Do the words we use hold the key to making young people work-ready?
How we talk about skills might be having more of an impact on young people’s career readiness than we realise, says Cath Dutton, Strategic Careers Lead for Cumbria Careers Hub at Enterprise Cumbria.
We sat down with Cath to understand more about businesses in Cumbria and the landscape for new recruits in Cumbria. She said:
Every day businesses across Cumbria tell me that young people aren’t career ready and don’t have the employability skills they’re looking for.
This is backed up by Cumbria’s Local Skills Improvement Plan Reports which - after speaking with employers across the county - reported issues with employee behaviours and emotional intelligence.
Both were regarded as of ‘immense importance,’ particularly amongst customer facing roles such as hospitality, retail and health and social care.
Dig a little deeper and employers categorise key or essential skills as abilities like dealing with difficult situations, team-working, communicating effectively, self-motivation and managing personal emotions, the list goes on.
The report concludes that employers from all sectors find ‘that new entrants to the workforce are often not equipped with many of the basic tenets required in these areas and require training and support to understand and develop these skills.’
But that’s the problem right there. What is a key or essential skill, a basic tenet?
We use terms like soft, core, transferable, employability and essential but what do they all actually mean?
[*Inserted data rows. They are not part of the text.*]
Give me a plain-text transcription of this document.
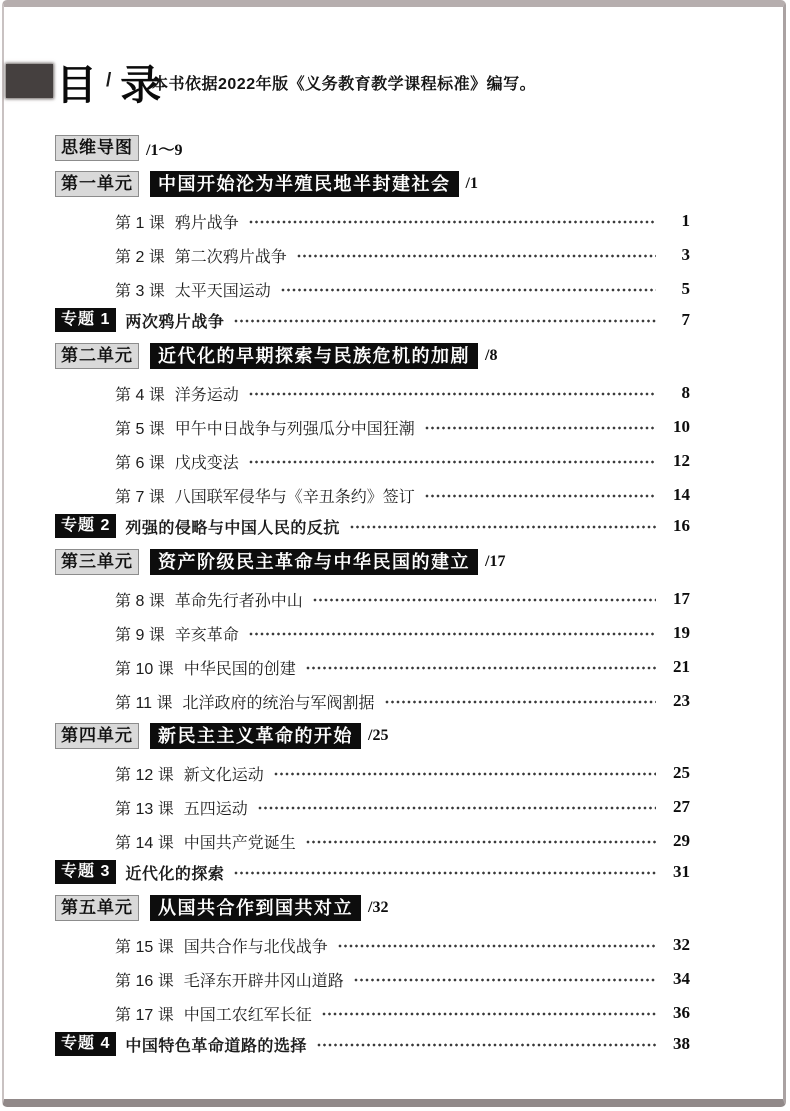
目 / 录
本书依据2022年版《义务教育教学课程标准》编写。
思维导图 /1～9
第一单元	中国开始沦为半殖民地半封建社会 /1
第 1 课 鸦片战争	1
第 2 课 第二次鸦片战争	3
第 3 课 太平天国运动	5
专题 1 两次鸦片战争	7
第二单元	近代化的早期探索与民族危机的加剧 /8
第 4 课 洋务运动	8
第 5 课 甲午中日战争与列强瓜分中国狂潮	10
第 6 课 戊戌变法	12
第 7 课 八国联军侵华与《辛丑条约》签订	14
专题 2 列强的侵略与中国人民的反抗	16
第三单元	资产阶级民主革命与中华民国的建立 /17
第 8 课 革命先行者孙中山	17
第 9 课 辛亥革命	19
第 10 课 中华民国的创建	21
第 11 课 北洋政府的统治与军阀割据	23
第四单元	新民主主义革命的开始 /25
第 12 课 新文化运动	25
第 13 课 五四运动	27
第 14 课 中国共产党诞生	29
专题 3 近代化的探索	31
第五单元	从国共合作到国共对立 /32
第 15 课 国共合作与北伐战争	32
第 16 课 毛泽东开辟井冈山道路	34
第 17 课 中国工农红军长征	36
专题 4 中国特色革命道路的选择	38
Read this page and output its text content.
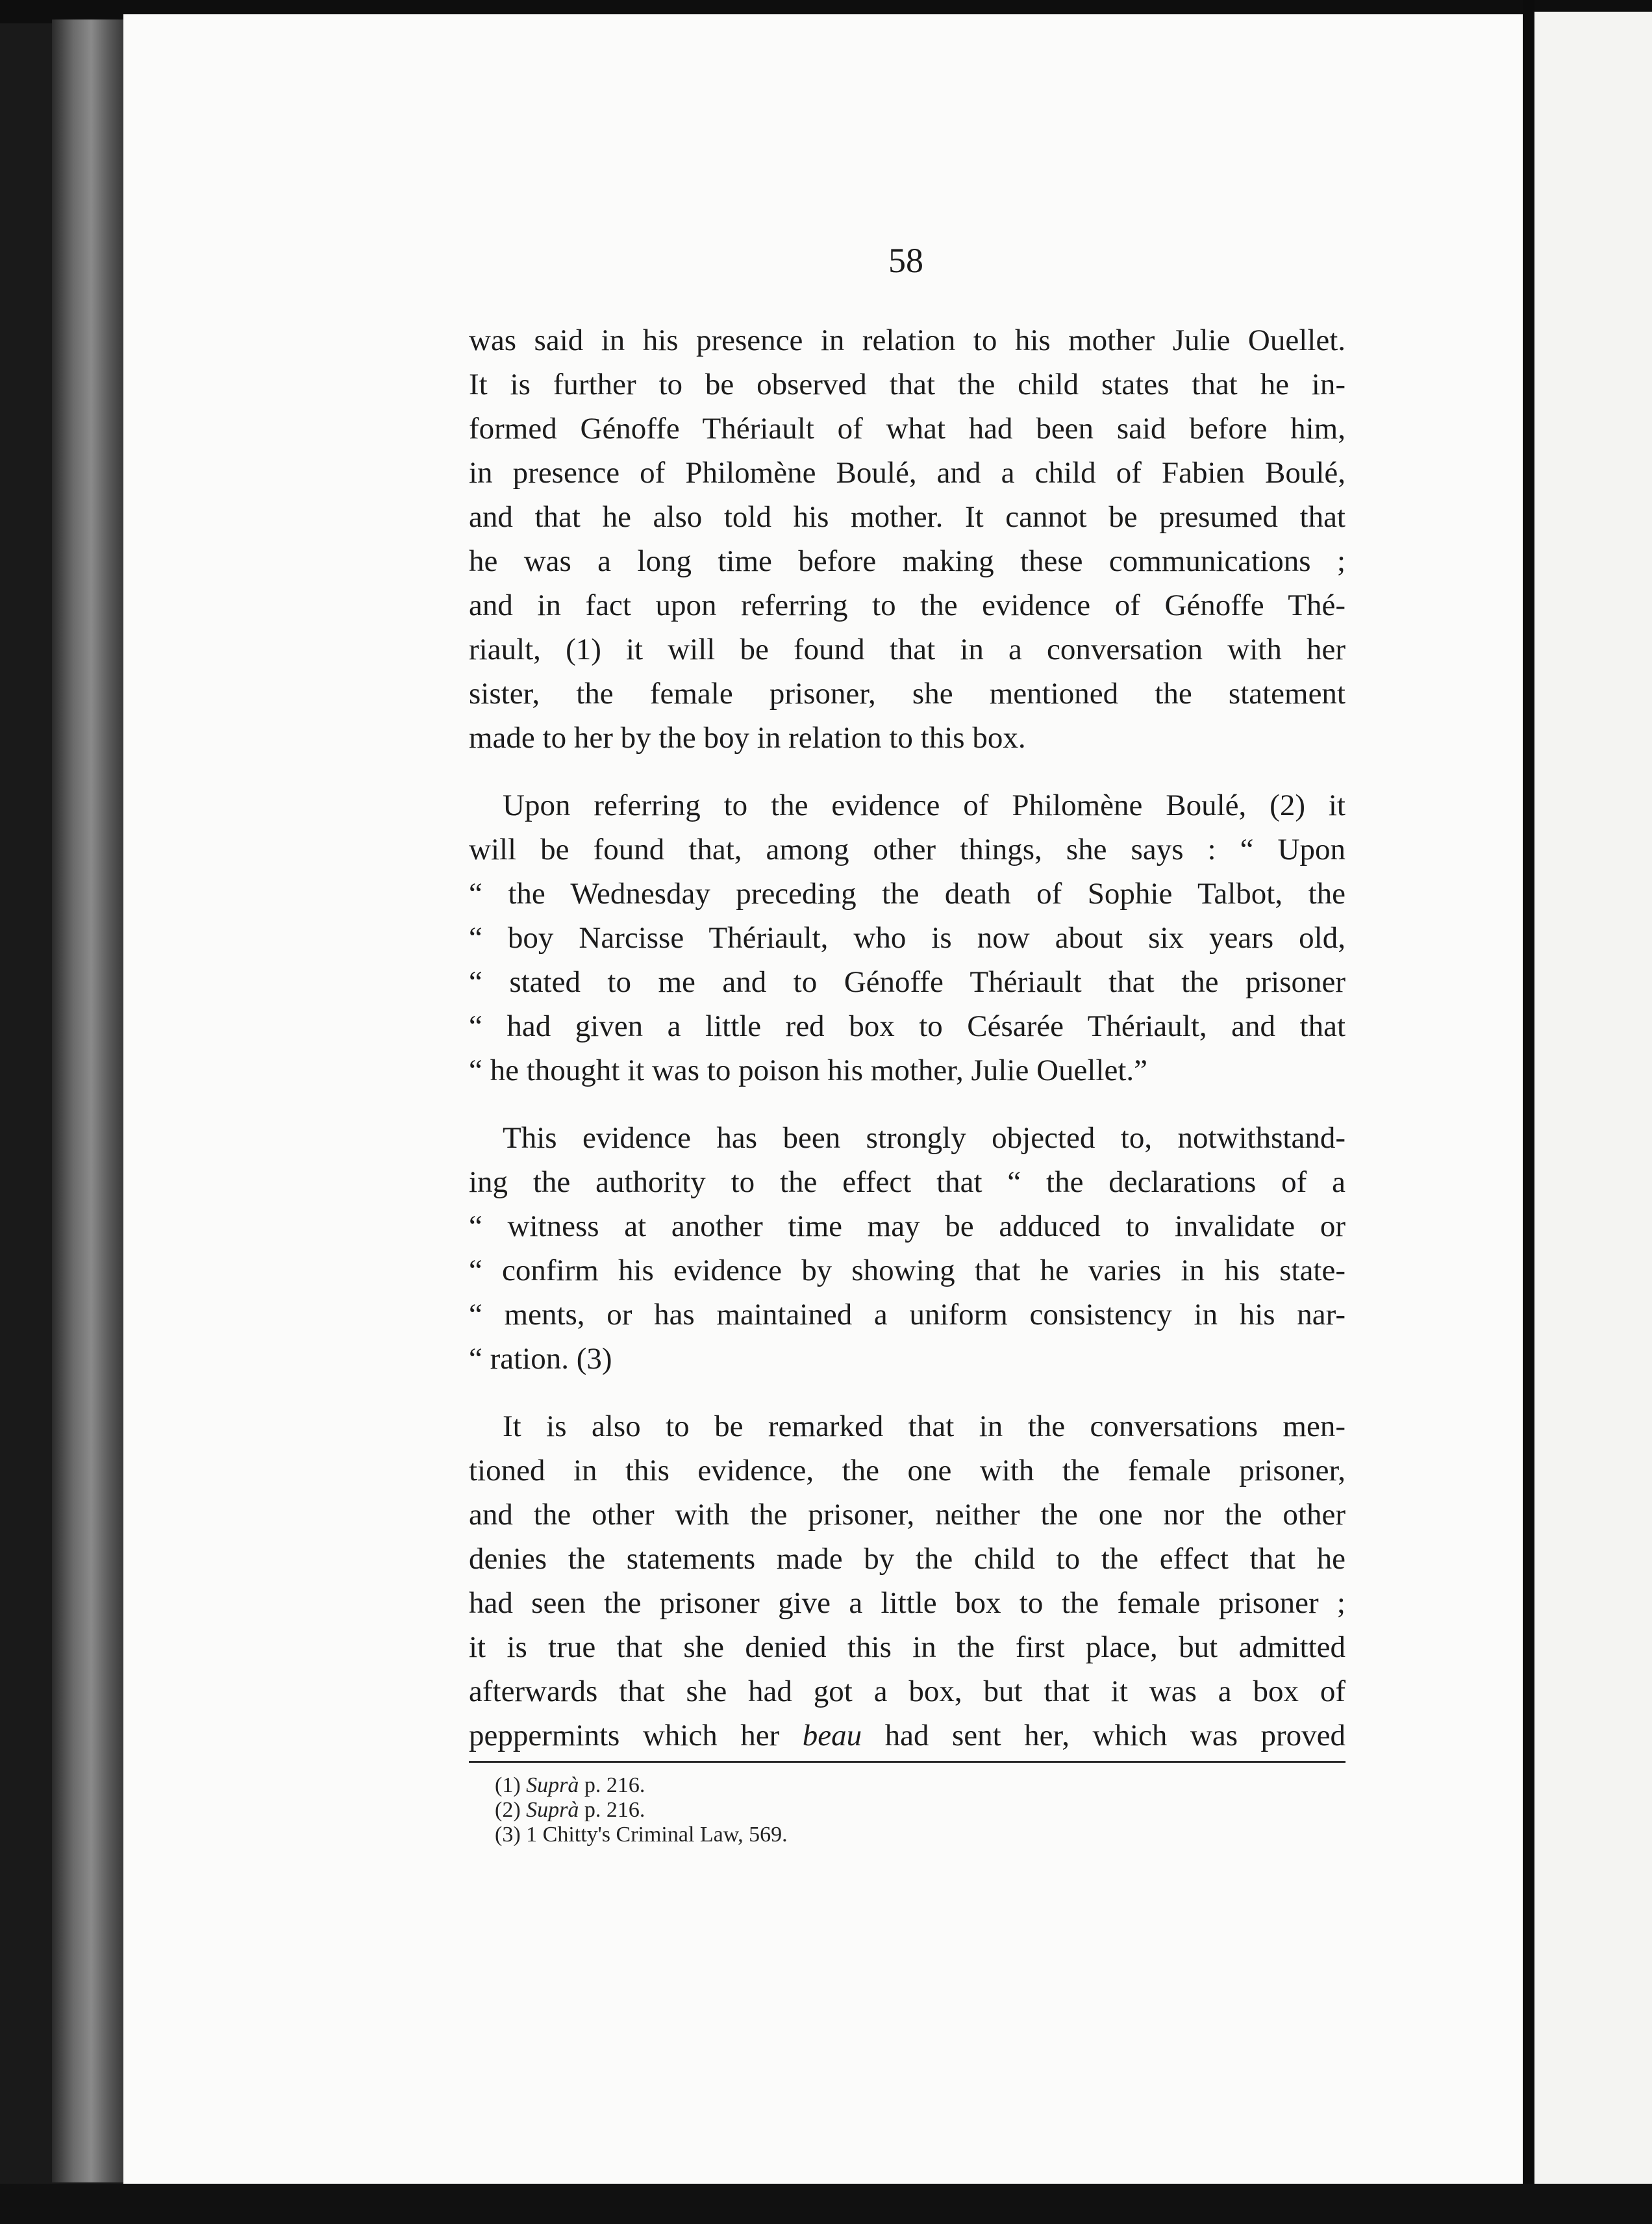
58
was said in his presence in relation to his mother Julie Ouellet.
It is further to be observed that the child states that he in-
formed Génoffe Thériault of what had been said before him,
in presence of Philomène Boulé, and a child of Fabien Boulé,
and that he also told his mother. It cannot be presumed that
he was a long time before making these communications ;
and in fact upon referring to the evidence of Génoffe Thé-
riault, (1) it will be found that in a conversation with her
sister, the female prisoner, she mentioned the statement
made to her by the boy in relation to this box.
Upon referring to the evidence of Philomène Boulé, (2) it
will be found that, among other things, she says : “ Upon
“ the Wednesday preceding the death of Sophie Talbot, the
“ boy Narcisse Thériault, who is now about six years old,
“ stated to me and to Génoffe Thériault that the prisoner
“ had given a little red box to Césarée Thériault, and that
“ he thought it was to poison his mother, Julie Ouellet.”
This evidence has been strongly objected to, notwithstand-
ing the authority to the effect that “ the declarations of a
“ witness at another time may be adduced to invalidate or
“ confirm his evidence by showing that he varies in his state-
“ ments, or has maintained a uniform consistency in his nar-
“ ration. (3)
It is also to be remarked that in the conversations men-
tioned in this evidence, the one with the female prisoner,
and the other with the prisoner, neither the one nor the other
denies the statements made by the child to the effect that he
had seen the prisoner give a little box to the female prisoner ;
it is true that she denied this in the first place, but admitted
afterwards that she had got a box, but that it was a box of
peppermints which her beau had sent her, which was proved
(1) Suprà p. 216.
(2) Suprà p. 216.
(3) 1 Chitty's Criminal Law, 569.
I’ve spent a lifetime working with young people and I’m not sure I could accurately describe each one to universal agreement.
If we, the employers can’t decide what we mean about the skills young people need to enter the world of work how are they meant to?
Put simply by the CBI in their Work Readiness Report, young people understand the value of employability skills yet don’t feel prepared for entering the workforce, employers don’t feel young people are work-ready and teachers and parents don’t know which programme or framework of ‘employability skills’ is best.
This predicament led a teacher in London, Tom Ravenscroft, to conclude that ‘young people are being short-changed by an education system where essential skills like teamwork, leadership, creativity and communication were an afterthought.’ So back in 2016, Tom took matters into his own hands and began testing a Skills Builder Universal Framework to try and consolidate and standardise soft, core, transferable, essential, employability skills once and for all.
Setting out eight essential skills; listening, speaking, problem solving, creativity, staying positive, aiming high, leadership and teamwork, the framework was officially launched in 2020 pioneered by trailblazing employers including Heathrow, Boots and Jacobs. It aims to not only help young people understand their own skill strengths, weaknesses and applicable life experiences but also helps recruitment, staff development and outreach activities.
The Skills Builder Partnership impact reports shows evidence that higher levels of essential skills set up individuals for the rest of their lives with higher earnings (between £3,600 to £4,600 per year), higher job and life satisfaction and a 25 to 50% reduced chance of being out of work or education. Critically they find that 92% of young people and workers believe essential skills are important to their career, and over half would consider changing job to get more opportunities to build them.
For employers, research assessing the Skills Builder approach found embedding it into recruitment practices drove a 23% improvement in recruiting candidates with the right skills. This in part was due to a 29% improvement in employers’ confidence at identifying skills in the recruitment process.
For existing employees, 89% who benefited from learning and development that had embedded the universal framework said the experience had improved performance in their role with 75% feeling more engaged.
For employers using it in outreach in schools and the wider community, 100% felt it improved their programmes’ impact and there was a 17% increase in Corporate, Social and Responsibility (CSR) professionals reporting it effectively built essential skills.
But we need to be mindful that this isn’t a magic wand.
Embedding change will take time and the Skills Builder Impact Reports recognise that opportunities to build essential skills aren’t fairly distributed. Learners and young people with lower family incomes, parents or carers who are less engaged with their education, or who attend a non-selective school make less progress in building their essential skills.
If we can try and address inequality and equity in many ways it seems too simple. Can changing the words we use and consolidating and agreeing skills really make a difference? The evidence is clear that it does and talking to young people, teachers, parents and employers in our Employability Skills Education Programme Working Group, everyone agrees that universal terminology and application would benefit all parties.
With massive recruitment issues across the county, using eight essential skills will provide transparency in the hiring process and remove barriers to entry for many candidates.
That’s why I’m excited that we’re going to be rolling out the Skills Builder Universal Framework across Cumbria in schools and the workplace. Some of the county’s biggest employers including Sellafield and Morgan Sindall are already using the framework and we’re creating free easy to use guidance and support for employers of any size to use.
It’s going to take time but the more momentum and the more employers we can get using it the faster we’ll reap the benefits, so if you’re an employer please join the change. It’s estimated that if young people across the UK receive consistent opportunities across their careers to be taught and apply these skills, the value to the economy would be around £22bn per year. That’s roughly the same as resolving the gaps in numeracy and literacy.
Just imagine what it could mean for Cumbria.